The week of diplomacy with Russia ended without a clear resolution and Europe teetering on the brink of war.
The West and Russia have reached an impasse, neither willing to budge on Russia’s core demand of excluding Ukraine from NATO and pulling NATO members’ forces back from Eastern Europe. Russia has over 100,000 troops near Ukraine’s borders, along with the technology they need for a large-scale offensive.
Russia met with the U.S. on Jan. 10 and with NATO on Jan. 12. Following the meeting of the Organization for Security and Cooperation in Europe on Jan. 13, both Russia and the West made ominous statements.
“We’re facing a crisis in European security,” said top U.S. diplomat Michael Carpenter. “The drumbeat is sounding loud and the rhetoric has gotten shrill.”
Sergei Ryabkov, the top diplomat at Russia’s delegation, told news agency Interfax that the talks hit a dead end, and he does not see any reason to sit down again in the coming days to discuss the same thing. During the talks, Russia focused on the draft treaties with the demands it sent to the U.S. and NATO in December.
“We propose to go step by step through the text, to work on it in order to bring it to a stage where it would be ready to sign,” Ryabkov said. “This is impossible today because the U.S. and its allies categorically say no to key elements of these texts.”
The key elements include Ukraine's membership, which Russia called a "red line," and for NATO allies not to deploy military assets in countries that joined NATO after 1997 – in other words, all former Warsaw Pact states. The demand has been roundly rejected as a non-starter.
“We must never stand for the flouting or erosion of our bedrock principles,” Carpenter said. “That means no tolerance for overt or tacit spheres of influence, no restrictions on the sovereign right of nations to choose their own alliances, no privileging one state’s security requirements over those of another.”
The Russian mission to the OSCE warned “if we don’t hear a constructive response to our proposals within a reasonable timeframe and aggressive behavior towards [Russia] continues, we’ll have to take necessary measures to ensure strategic balance and eliminate unacceptable threats to our national security.”
The U.S. and its allies promised severe economic sanctions if Russia invades.
OSCE chairman and Polish Foreign Minister Zbigniew Rau said that the risk of war in the OSCE area “is now greater than ever before in the last 30 years.”
To keep diplomacy going, Carpenter said that OSCE members agreed to launch a new process to debate issues of European security.
“There was never any expectation that there would be an agreement today,” Carpenter said. "Today is the announcement of the beginning of a process, that process will get underway shortly. And we hope to have an open and sincere dialogue." But he said it remains to be seen if Russia wants to engage.
After the NATO meeting, Russian diplomat Alexander Grushko said Moscow would be willing to talk about arms control but would not back down from its main demands.
Tim Ash, an emerging markets sovereign strategist, wrote that he didn't see room for compromise.
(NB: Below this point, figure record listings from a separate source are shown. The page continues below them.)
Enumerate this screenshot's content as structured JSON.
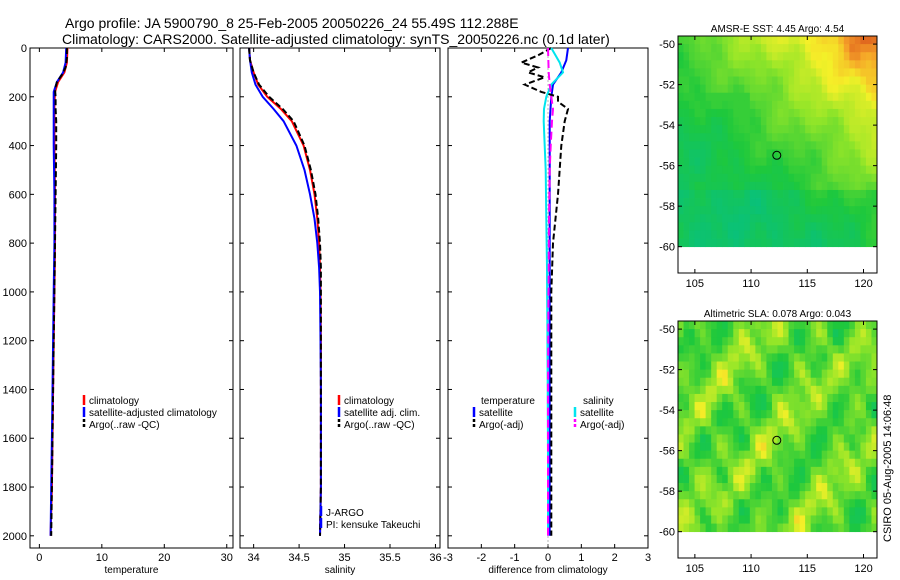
{
  "header": {
    "title_line1": "Argo profile: JA 5900790_8 25-Feb-2005 20050226_24 55.49S 112.288E",
    "title_line2": "Climatology: CARS2000. Satellite-adjusted climatology: synTS_20050226.nc (0.1d later)"
  },
  "side_label": "CSIRO 05-Aug-2005 14:06:48",
  "colors": {
    "climatology": "#ff0000",
    "satellite": "#0000ff",
    "argo": "#000000",
    "sal_satellite": "#00e5ee",
    "sal_argo": "#ff00ff"
  },
  "chart_data": [
    {
      "id": "temperature",
      "type": "line",
      "xlabel": "temperature",
      "xlim": [
        -1.5,
        31
      ],
      "xticks": [
        0,
        10,
        20,
        30
      ],
      "ylim": [
        0,
        2050
      ],
      "yticks": [
        0,
        200,
        400,
        600,
        800,
        1000,
        1200,
        1400,
        1600,
        1800,
        2000
      ],
      "legend": {
        "position": "lower-right",
        "entries": [
          "climatology",
          "satellite-adjusted climatology",
          "Argo(..raw -QC)"
        ]
      },
      "series": [
        {
          "name": "climatology",
          "color": "#ff0000",
          "dash": "",
          "depth": [
            0,
            60,
            100,
            140,
            180,
            230,
            300,
            400,
            600,
            800,
            1000,
            1200,
            1400,
            1600,
            1800,
            2000
          ],
          "values": [
            4.5,
            4.4,
            4.0,
            3.0,
            2.5,
            2.4,
            2.4,
            2.4,
            2.5,
            2.5,
            2.4,
            2.3,
            2.2,
            2.1,
            2.0,
            1.8
          ]
        },
        {
          "name": "satellite-adjusted climatology",
          "color": "#0000ff",
          "dash": "",
          "depth": [
            0,
            60,
            100,
            140,
            180,
            230,
            300,
            400,
            600,
            800,
            1000,
            1200,
            1400,
            1600,
            1800,
            2000
          ],
          "values": [
            4.3,
            4.2,
            3.8,
            2.8,
            2.3,
            2.3,
            2.3,
            2.3,
            2.4,
            2.4,
            2.3,
            2.2,
            2.1,
            2.0,
            1.9,
            1.8
          ]
        },
        {
          "name": "Argo(..raw -QC)",
          "color": "#000000",
          "dash": "6,3",
          "depth": [
            0,
            40,
            80,
            110,
            140,
            170,
            200,
            250,
            300,
            400,
            600,
            800,
            1000,
            1200,
            1400,
            1600,
            1800,
            2000
          ],
          "values": [
            4.4,
            4.4,
            4.2,
            3.6,
            2.8,
            2.5,
            2.6,
            2.6,
            2.7,
            2.7,
            2.6,
            2.5,
            2.4,
            2.3,
            2.2,
            2.1,
            2.0,
            1.9
          ]
        }
      ]
    },
    {
      "id": "salinity",
      "type": "line",
      "xlabel": "salinity",
      "xlim": [
        33.85,
        36.05
      ],
      "xticks": [
        34,
        34.5,
        35,
        35.5,
        36
      ],
      "ylim": [
        0,
        2050
      ],
      "yticks": [
        0,
        200,
        400,
        600,
        800,
        1000,
        1200,
        1400,
        1600,
        1800,
        2000
      ],
      "legend": {
        "position": "lower-right",
        "entries": [
          "climatology",
          "satellite adj. clim.",
          "Argo(..raw -QC)"
        ]
      },
      "annotation": [
        "J-ARGO",
        "PI: kensuke Takeuchi"
      ],
      "series": [
        {
          "name": "climatology",
          "color": "#ff0000",
          "dash": "",
          "depth": [
            0,
            50,
            100,
            150,
            200,
            250,
            300,
            400,
            500,
            600,
            700,
            800,
            900,
            1000,
            1200,
            1400,
            1600,
            1800,
            2000
          ],
          "values": [
            33.95,
            33.96,
            34.0,
            34.05,
            34.15,
            34.3,
            34.42,
            34.55,
            34.62,
            34.67,
            34.7,
            34.72,
            34.73,
            34.735,
            34.74,
            34.74,
            34.74,
            34.74,
            34.73
          ]
        },
        {
          "name": "satellite adj. clim.",
          "color": "#0000ff",
          "dash": "",
          "depth": [
            0,
            50,
            100,
            150,
            200,
            250,
            300,
            400,
            500,
            600,
            700,
            800,
            900,
            1000,
            1200,
            1400,
            1600,
            1800,
            2000
          ],
          "values": [
            33.95,
            33.96,
            33.98,
            34.02,
            34.1,
            34.22,
            34.33,
            34.47,
            34.56,
            34.62,
            34.67,
            34.7,
            34.72,
            34.73,
            34.735,
            34.74,
            34.74,
            34.74,
            34.73
          ]
        },
        {
          "name": "Argo(..raw -QC)",
          "color": "#000000",
          "dash": "6,3",
          "depth": [
            0,
            50,
            100,
            150,
            200,
            250,
            300,
            400,
            500,
            600,
            700,
            800,
            900,
            1000,
            1200,
            1400,
            1600,
            1800,
            2000
          ],
          "values": [
            33.95,
            33.96,
            34.0,
            34.06,
            34.17,
            34.32,
            34.44,
            34.56,
            34.63,
            34.68,
            34.71,
            34.73,
            34.74,
            34.74,
            34.74,
            34.74,
            34.74,
            34.74,
            34.73
          ]
        }
      ]
    },
    {
      "id": "difference",
      "type": "line",
      "xlabel": "difference from climatology",
      "xlim": [
        -3,
        3
      ],
      "xticks": [
        -3,
        -2,
        -1,
        0,
        1,
        2,
        3
      ],
      "ylim": [
        0,
        2050
      ],
      "yticks": [
        0,
        200,
        400,
        600,
        800,
        1000,
        1200,
        1400,
        1600,
        1800,
        2000
      ],
      "legend": {
        "position": "lower",
        "columns": [
          {
            "title": "temperature",
            "entries": [
              "satellite",
              "Argo(-adj)"
            ]
          },
          {
            "title": "salinity",
            "entries": [
              "satellite",
              "Argo(-adj)"
            ]
          }
        ]
      },
      "series": [
        {
          "name": "temperature satellite",
          "color": "#0000ff",
          "dash": "",
          "depth": [
            0,
            50,
            100,
            150,
            200,
            300,
            400,
            600,
            800,
            1000,
            1200,
            1400,
            1600,
            1800,
            2000
          ],
          "values": [
            0.6,
            0.55,
            0.4,
            0.15,
            0.1,
            0.05,
            0.05,
            0.05,
            0.05,
            0.05,
            0.05,
            0.05,
            0.05,
            0.05,
            0.05
          ]
        },
        {
          "name": "temperature Argo(-adj)",
          "color": "#000000",
          "dash": "6,3",
          "depth": [
            0,
            30,
            60,
            80,
            100,
            120,
            150,
            180,
            200,
            220,
            250,
            300,
            400,
            600,
            800,
            1000,
            1200,
            1400,
            1600,
            1800,
            2000
          ],
          "values": [
            0.1,
            -0.3,
            -0.8,
            -0.3,
            -0.6,
            -0.1,
            -0.7,
            -0.2,
            0.3,
            0.3,
            0.6,
            0.5,
            0.4,
            0.3,
            0.15,
            0.1,
            0.1,
            0.1,
            0.1,
            0.1,
            0.1
          ]
        },
        {
          "name": "salinity satellite",
          "color": "#00e5ee",
          "dash": "",
          "depth": [
            0,
            60,
            100,
            150,
            200,
            250,
            300,
            400,
            500,
            700,
            900,
            1100,
            1400,
            1700,
            2000
          ],
          "values": [
            0.1,
            0.35,
            0.45,
            0.1,
            -0.05,
            -0.12,
            -0.13,
            -0.1,
            -0.07,
            -0.05,
            -0.03,
            -0.02,
            -0.01,
            0.0,
            0.0
          ]
        },
        {
          "name": "salinity Argo(-adj)",
          "color": "#ff00ff",
          "dash": "8,4",
          "depth": [
            0,
            100,
            150,
            200,
            250,
            300,
            400,
            500,
            700,
            900,
            1100,
            1400,
            1700,
            2000
          ],
          "values": [
            0.0,
            0.02,
            0.05,
            0.1,
            0.15,
            0.12,
            0.08,
            0.05,
            0.03,
            0.02,
            0.01,
            0.0,
            0.0,
            0.0
          ]
        }
      ]
    },
    {
      "id": "sst_map",
      "type": "heatmap",
      "title": "AMSR-E SST: 4.45 Argo: 4.54",
      "xlim": [
        103.5,
        121.2
      ],
      "xticks": [
        105,
        110,
        115,
        120
      ],
      "ylim": [
        -61.3,
        -49.6
      ],
      "yticks": [
        -50,
        -52,
        -54,
        -56,
        -58,
        -60
      ],
      "data_lat_range": [
        -60,
        -49.6
      ],
      "marker": {
        "lon": 112.288,
        "lat": -55.49
      },
      "field": "warm north-east corner, cooler green south"
    },
    {
      "id": "sla_map",
      "type": "heatmap",
      "title": "Altimetric SLA: 0.078 Argo: 0.043",
      "xlim": [
        103.5,
        121.2
      ],
      "xticks": [
        105,
        110,
        115,
        120
      ],
      "ylim": [
        -61.3,
        -49.6
      ],
      "yticks": [
        -50,
        -52,
        -54,
        -56,
        -58,
        -60
      ],
      "data_lat_range": [
        -60,
        -49.6
      ],
      "marker": {
        "lon": 112.288,
        "lat": -55.49
      },
      "field": "patchy green/yellow anomalies"
    }
  ]
}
“The status quo allows Ukraine to continue on its Western path, moving even further out of Russia’s orbit,” Ash wrote. “And that is absolutely not what (Russian President Vladimir) Putin wants.”
Hanna Shelest, a strategic scholar, published an opinion on Jan. 12, saying it was important for the U.S. to reduce tension on the borders with Ukraine and dispel the fear of an attack. She believes that statements by both sides following the talks on Jan. 10 may give cause for cautious optimism as Russia said it's willing to discuss certain issues.
"Statements from both sides indicate that at least an instant attack has been delayed," Shelest said. "Although the Russian Federation is really unpredictable. How all subsequent negotiations go will depend on what maneuvers we will see on our borders."
However, Glen Grant, a defense expert and former lieutenant colonel of the U.K. army, said that Russia would attempt to surprise Ukraine. “We must not expect Putin to do what we expect,” he said.
Ash, who said that Putin can't afford to allow the status quo of Ukraine's westward drift to continue, may be trying to bully Kyiv into acquiescing to its demands.
Ash believes that Russia’s current energy leverage over Europe, expectations that the West’s response will be weak and Europe moving away from its dependence on Russian gas, mean that this is the most opportune timing for Putin to change Ukraine's geopolitics through conflict. "It's kind of now or never," he wrote.